Black Marlin also brings license interests offshore the Seychelles, covering a total area of roughly 14,964 sq km (5,777 sq mi). Areas A and B are mainly in shallow water in the northern half of the Seychelles plateau, while Area C is in shallow water to the south. Afren operates the blocks with a 75%, in partnership with Avana Petroleum.

Exploration around the Seychelles started in 1977 when three separate PSCs were signed by a consortium led by Oxoco, Siebens, and Burmah Oil (later acquired by Amoco). During 1980-81, Amoco drilled three wells (Owen Bank A-1, Reith Bank-1, and Seagull Shoals-1), all of which were plugged and abandoned with hydrocarbons shows.

Later, Amoco commissioned a 27,900-km (17,336-mi) aeromagnetic survey and 7,100 km (4,412 mi) of seismic, plus various gravity and geochemical surveys, before relinquishing the acreage in 1986.
Also in the 1980s, Enterprise Oil signed an agreement for the southeastern shelf plus Constant, Coetivy, and Fortune Banks Platte banks. It acquired 4,870 km (3,026 mi) of seismic and in 1990 it drilled the Constant Bank-1 well which was plugged and abandoned. In 1991, a consortium of Texaco, Ultramar (now ENI) and Enterprise Oil also acquired seismic.

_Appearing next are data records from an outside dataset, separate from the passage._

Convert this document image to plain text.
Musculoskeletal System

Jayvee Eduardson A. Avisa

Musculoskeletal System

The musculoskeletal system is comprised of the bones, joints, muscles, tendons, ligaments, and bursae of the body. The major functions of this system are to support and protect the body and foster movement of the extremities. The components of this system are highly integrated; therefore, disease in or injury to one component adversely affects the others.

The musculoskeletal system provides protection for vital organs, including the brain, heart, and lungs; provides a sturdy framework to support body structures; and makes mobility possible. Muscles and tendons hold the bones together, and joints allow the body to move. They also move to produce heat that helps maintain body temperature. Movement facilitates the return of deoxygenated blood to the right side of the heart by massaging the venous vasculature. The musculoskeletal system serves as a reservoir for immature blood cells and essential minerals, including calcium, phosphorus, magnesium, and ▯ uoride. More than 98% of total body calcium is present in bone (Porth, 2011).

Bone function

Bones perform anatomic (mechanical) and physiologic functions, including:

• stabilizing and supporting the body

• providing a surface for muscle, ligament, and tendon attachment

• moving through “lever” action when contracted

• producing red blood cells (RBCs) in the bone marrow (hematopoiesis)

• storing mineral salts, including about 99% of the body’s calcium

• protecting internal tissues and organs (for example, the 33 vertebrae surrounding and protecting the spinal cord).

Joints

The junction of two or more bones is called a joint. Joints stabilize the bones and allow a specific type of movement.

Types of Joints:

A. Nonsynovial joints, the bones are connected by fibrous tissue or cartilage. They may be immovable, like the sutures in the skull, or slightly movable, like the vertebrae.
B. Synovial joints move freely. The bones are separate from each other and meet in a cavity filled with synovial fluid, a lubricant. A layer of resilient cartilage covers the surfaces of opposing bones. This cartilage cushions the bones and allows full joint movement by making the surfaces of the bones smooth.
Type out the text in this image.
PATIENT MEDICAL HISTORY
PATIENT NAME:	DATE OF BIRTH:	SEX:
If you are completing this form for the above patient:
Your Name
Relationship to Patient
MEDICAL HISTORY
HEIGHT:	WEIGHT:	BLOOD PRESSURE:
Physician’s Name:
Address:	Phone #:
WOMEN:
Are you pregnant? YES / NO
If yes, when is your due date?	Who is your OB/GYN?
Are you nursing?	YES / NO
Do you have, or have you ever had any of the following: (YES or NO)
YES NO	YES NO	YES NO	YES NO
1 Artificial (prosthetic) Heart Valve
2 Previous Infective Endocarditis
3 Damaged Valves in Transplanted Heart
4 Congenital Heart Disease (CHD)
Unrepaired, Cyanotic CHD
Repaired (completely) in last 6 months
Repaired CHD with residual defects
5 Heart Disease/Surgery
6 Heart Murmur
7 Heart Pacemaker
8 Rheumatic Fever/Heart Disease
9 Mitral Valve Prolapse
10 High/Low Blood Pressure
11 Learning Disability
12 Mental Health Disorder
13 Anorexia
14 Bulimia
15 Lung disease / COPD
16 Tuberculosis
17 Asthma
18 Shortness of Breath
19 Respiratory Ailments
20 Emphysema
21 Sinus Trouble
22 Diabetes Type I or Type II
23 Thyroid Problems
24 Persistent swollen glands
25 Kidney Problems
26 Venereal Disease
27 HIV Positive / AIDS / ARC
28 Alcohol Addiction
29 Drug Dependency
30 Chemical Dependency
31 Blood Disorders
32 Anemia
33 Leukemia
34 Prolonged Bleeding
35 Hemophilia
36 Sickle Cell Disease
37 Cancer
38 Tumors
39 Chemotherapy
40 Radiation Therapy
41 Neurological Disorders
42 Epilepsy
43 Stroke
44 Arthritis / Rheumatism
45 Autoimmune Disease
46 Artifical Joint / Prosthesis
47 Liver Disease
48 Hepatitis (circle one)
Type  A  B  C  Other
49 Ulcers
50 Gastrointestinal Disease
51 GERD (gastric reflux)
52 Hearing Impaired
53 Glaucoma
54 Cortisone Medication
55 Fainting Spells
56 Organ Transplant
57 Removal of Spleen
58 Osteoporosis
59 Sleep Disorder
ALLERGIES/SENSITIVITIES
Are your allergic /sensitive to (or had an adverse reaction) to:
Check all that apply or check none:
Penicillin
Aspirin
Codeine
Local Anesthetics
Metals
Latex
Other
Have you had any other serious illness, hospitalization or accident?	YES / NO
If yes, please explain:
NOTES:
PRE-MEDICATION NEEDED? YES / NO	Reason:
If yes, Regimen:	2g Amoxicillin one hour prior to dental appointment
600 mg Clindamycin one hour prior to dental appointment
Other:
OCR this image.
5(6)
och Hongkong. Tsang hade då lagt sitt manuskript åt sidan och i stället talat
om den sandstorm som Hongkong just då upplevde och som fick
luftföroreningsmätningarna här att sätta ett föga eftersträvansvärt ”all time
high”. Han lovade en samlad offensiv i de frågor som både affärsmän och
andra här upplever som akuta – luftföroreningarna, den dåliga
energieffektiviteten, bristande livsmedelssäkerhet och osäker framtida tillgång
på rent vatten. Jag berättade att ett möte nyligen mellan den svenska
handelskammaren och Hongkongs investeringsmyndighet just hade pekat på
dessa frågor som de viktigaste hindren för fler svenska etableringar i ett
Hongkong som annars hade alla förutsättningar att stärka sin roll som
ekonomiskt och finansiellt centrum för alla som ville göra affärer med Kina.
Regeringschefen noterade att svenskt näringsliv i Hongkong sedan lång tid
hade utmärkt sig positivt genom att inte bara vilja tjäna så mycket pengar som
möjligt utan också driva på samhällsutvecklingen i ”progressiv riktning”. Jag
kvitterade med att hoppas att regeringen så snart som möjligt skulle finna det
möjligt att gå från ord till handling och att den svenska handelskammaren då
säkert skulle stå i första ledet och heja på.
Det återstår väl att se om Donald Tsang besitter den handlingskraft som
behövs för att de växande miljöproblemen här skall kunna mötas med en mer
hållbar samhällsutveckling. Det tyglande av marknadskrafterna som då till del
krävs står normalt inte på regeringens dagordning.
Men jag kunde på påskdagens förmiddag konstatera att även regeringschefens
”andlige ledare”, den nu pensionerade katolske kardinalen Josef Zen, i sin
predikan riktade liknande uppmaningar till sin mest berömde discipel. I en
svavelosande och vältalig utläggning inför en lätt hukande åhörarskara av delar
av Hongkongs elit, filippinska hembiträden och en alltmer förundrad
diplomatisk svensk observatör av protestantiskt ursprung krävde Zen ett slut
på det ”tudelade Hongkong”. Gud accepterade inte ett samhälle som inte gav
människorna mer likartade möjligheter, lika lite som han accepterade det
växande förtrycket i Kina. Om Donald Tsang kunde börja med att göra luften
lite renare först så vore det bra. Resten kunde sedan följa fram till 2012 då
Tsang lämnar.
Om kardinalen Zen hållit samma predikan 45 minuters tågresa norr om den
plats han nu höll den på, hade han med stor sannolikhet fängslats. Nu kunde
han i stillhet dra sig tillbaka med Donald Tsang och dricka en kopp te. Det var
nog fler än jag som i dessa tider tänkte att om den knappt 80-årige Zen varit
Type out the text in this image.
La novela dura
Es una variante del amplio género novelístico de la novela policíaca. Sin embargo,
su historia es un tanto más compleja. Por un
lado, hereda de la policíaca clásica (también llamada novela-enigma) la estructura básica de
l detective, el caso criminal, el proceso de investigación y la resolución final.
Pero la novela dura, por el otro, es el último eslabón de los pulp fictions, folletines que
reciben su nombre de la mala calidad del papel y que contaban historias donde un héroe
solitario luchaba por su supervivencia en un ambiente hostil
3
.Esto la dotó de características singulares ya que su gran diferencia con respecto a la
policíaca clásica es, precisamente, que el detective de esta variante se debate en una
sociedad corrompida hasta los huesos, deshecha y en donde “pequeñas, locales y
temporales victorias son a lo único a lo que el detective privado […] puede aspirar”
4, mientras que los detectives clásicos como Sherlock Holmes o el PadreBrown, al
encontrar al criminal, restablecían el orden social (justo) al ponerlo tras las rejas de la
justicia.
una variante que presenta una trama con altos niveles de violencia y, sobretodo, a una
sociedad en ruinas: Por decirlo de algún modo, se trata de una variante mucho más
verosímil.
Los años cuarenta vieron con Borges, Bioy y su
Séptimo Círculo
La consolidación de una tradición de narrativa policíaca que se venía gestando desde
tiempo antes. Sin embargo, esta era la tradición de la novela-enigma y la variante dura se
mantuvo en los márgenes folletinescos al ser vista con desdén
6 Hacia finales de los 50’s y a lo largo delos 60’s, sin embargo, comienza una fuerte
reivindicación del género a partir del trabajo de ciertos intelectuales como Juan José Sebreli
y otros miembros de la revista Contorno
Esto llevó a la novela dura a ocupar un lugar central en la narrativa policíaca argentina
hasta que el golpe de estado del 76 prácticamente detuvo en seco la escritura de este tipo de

EAX (Black Marline) and Avana were awarded a PSC for areas A, B, and C in November 2008. It has an initial exploration period of two years, followed by two additional exploration periods (the first lasting two years and the second lasting three years) before entering an exploitation phase lasting up to 25 years.

The partners acquired 3,637km (2,260 mi) of 2D seismic data in 2007 and a further 1,271 km (790 mi) last year. During the second exploration period, they must acquire a further 1,500 km (932 mi) of 2D seismic and drill one exploration well, followed by 1,000 km (621 mi) of 2D seismic and two more wells in the third period.